It Isn’t Personal: Eliot and Elegy in Peter Gizzi’s Threshold Songs
by Susannah Nevison
Peter Gizzi’s fifth collection, Threshold Songs, is an exercise in both personal remove and personal loss. Urgency in speech is often elevated by song—joy, grief, longing, belonging—and Gizzi’s collection allows for unadulterated engagement with these emotional turning points, transitory states, through his own kind of singing. Dedicated to Gizzi’s mother, brother, and friend Robert Seydel, all of whom Gizzi lost over the course of a year, the book confronts emotional thresholds more than it speaks to the personal or biographical. By falling into the liminal space—the rift in perception that loss creates—and looking at the world through this lens, Gizzi constructs an impersonal contemporary elegy in tune with the “impersonal theory” from T. S. Eliot’s “Tradition and the Individual Talent.” Threshold Songs shows us Gizzi’s particular lineage in contemporary poetry, as he takes a deeply personal subject and self-consciously renders it art.
The “impersonal theory” posits that artistic creation relies on the poet’s conscious manipulation of emotions and feelings to achieve the desired work. The personal is sacrificed; the poet works from a place of detachment. In doing so, the poet becomes the connective tissue between past literary tradition and new form and elaboration. Threshold Songs is elegiac and, we assume, full of deeply personal insight, but it, like all poetry, is a result of carefully exercised craft, including a deliberate choice to exploit, rather than excise, the personal experience behind the poems’ inception. We may be let behind a curtain, but what we see is constructed—the controlled synthesis of the personal yields artistic progress that exists independent of the poet. What Threshold Songs achieves steps beyond an arch, Eliot-esque expression of grief and distress. Gizzi is in full control of his craft, but the distance created helps us more fully comprehend the repercussions of his grief.

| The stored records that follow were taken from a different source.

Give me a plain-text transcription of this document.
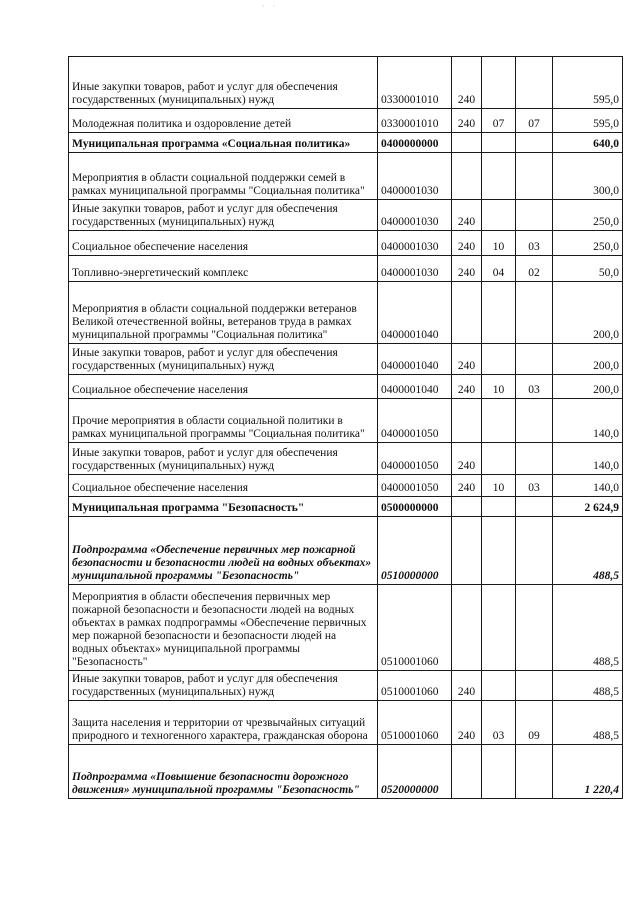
· ·
Иные закупки товаров, работ и услуг для обеспечения государственных (муниципальных) нужд	0330001010	240			595,0
Молодежная политика и оздоровление детей	0330001010	240	07	07	595,0
Муниципальная программа «Социальная политика»	0400000000				640,0
Мероприятия в области социальной поддержки семей в рамках муниципальной программы "Социальная политика"	0400001030				300,0
Иные закупки товаров, работ и услуг для обеспечения государственных (муниципальных) нужд	0400001030	240			250,0
Социальное обеспечение населения	0400001030	240	10	03	250,0
Топливно-энергетический комплекс	0400001030	240	04	02	50,0
Мероприятия в области социальной поддержки ветеранов Великой отечественной войны, ветеранов труда в рамках муниципальной программы "Социальная политика"	0400001040				200,0
Иные закупки товаров, работ и услуг для обеспечения государственных (муниципальных) нужд	0400001040	240			200,0
Социальное обеспечение населения	0400001040	240	10	03	200,0
Прочие мероприятия в области социальной политики в рамках муниципальной программы "Социальная политика"	0400001050				140,0
Иные закупки товаров, работ и услуг для обеспечения государственных (муниципальных) нужд	0400001050	240			140,0
Социальное обеспечение населения	0400001050	240	10	03	140,0
Муниципальная программа "Безопасность"	0500000000				2 624,9
Подпрограмма «Обеспечение первичных мер пожарной безопасности и безопасности людей на водных объектах» муниципальной программы "Безопасность"	0510000000				488,5
Мероприятия в области обеспечения первичных мер пожарной безопасности и безопасности людей на водных объектах в рамках подпрограммы «Обеспечение первичных мер пожарной безопасности и безопасности людей на водных объектах» муниципальной программы "Безопасность"	0510001060				488,5
Иные закупки товаров, работ и услуг для обеспечения государственных (муниципальных) нужд	0510001060	240			488,5
Защита населения и территории от чрезвычайных ситуаций природного и техногенного характера, гражданская оборона	0510001060	240	03	09	488,5
Подпрограмма «Повышение безопасности дорожного движения» муниципальной программы "Безопасность"	0520000000				1 220,4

The book plants us squarely in the mess of the modern world. Attuned to the noise and politics of life in the digital age, Gizzi’s voice navigates a landscape that is both deadening and deafening; we alternately hear both gentle undersong and a fevered verse that threatens to drown out all else. The source of the voice is also dual: present speaking to past, and back again. “The past should be altered by the present as much as the present is directed by the past,” suggests Eliot. Likewise, Gizzi doesn’t deal with past and present as static states, but constructs a fluid voice: he speaks from either side of the divide. In the opening poem, “The Growing Edge,” Gizzi writes:
I wonder if
you hear me
I mean I talk
to myself through you
The growing edge between past and present, presence and absence, is drawn by a voice that both speaks and is spoken through. The “you” here is also a form of multiplicity: collective, individual, alive, posthumous. We are not falling into a narrative of specified, personal grief, but rather inhabiting the unique spaces—and fractured sensibility—that grief so often creates. In poetry, “[w]hat happens is a continual surrender of [the poet] as he is at the moment to something which is more valuable. The progress of an artist is a continual self-sacrifice, a continual extinction of personality,” writes Eliot. In Threshold Songs, Gizzi seems to give himself over:
Of what am I to see these things between myself
between the curtain and the stain
between the hypostatic scenes of breathing
and becoming the thing I see
are they not the same
The poems are rich with (and enriched by) allusions, including a direct nod to Eliot with a poem titled “Tradition & the Indivisible Talent.” Part of what makes Threshold Songs a successful work of impersonal poetry is its willingness to blur the line of linear poetic progression. Eliot haunts the page when Gizzi writes
When a thought’s thingness
begins to move, to become
unmoored and you ride
the current with your head,
feel yourself lift off like
birdsong caught in the inner ear
even the curious seem animated
in their dusty shelves—
the song is alive.
That part of tradition.
Other voices are called back, as the act of creating a present voice is informed by the persistence and insistence of the voices of the dead.
“How to live. / What to do,” writes Gizzi, quoting Stevens, in the closing lines of the book. To look hard at that which harms us most—what splits us open—is not salve for the wound, but an active struggle to make sense of that final threshold: a way of saying, I am here, I was here, I was. “Now that you’re here / and also gone / I am just learning that threshold,” Gizzi states. It isn’t personal renewal or greater comfort Gizzi is after, but convergence, a poetry that embraces—even celebrates—the tenuous edge between the known and the unknowable: joyous and jubilant and sure.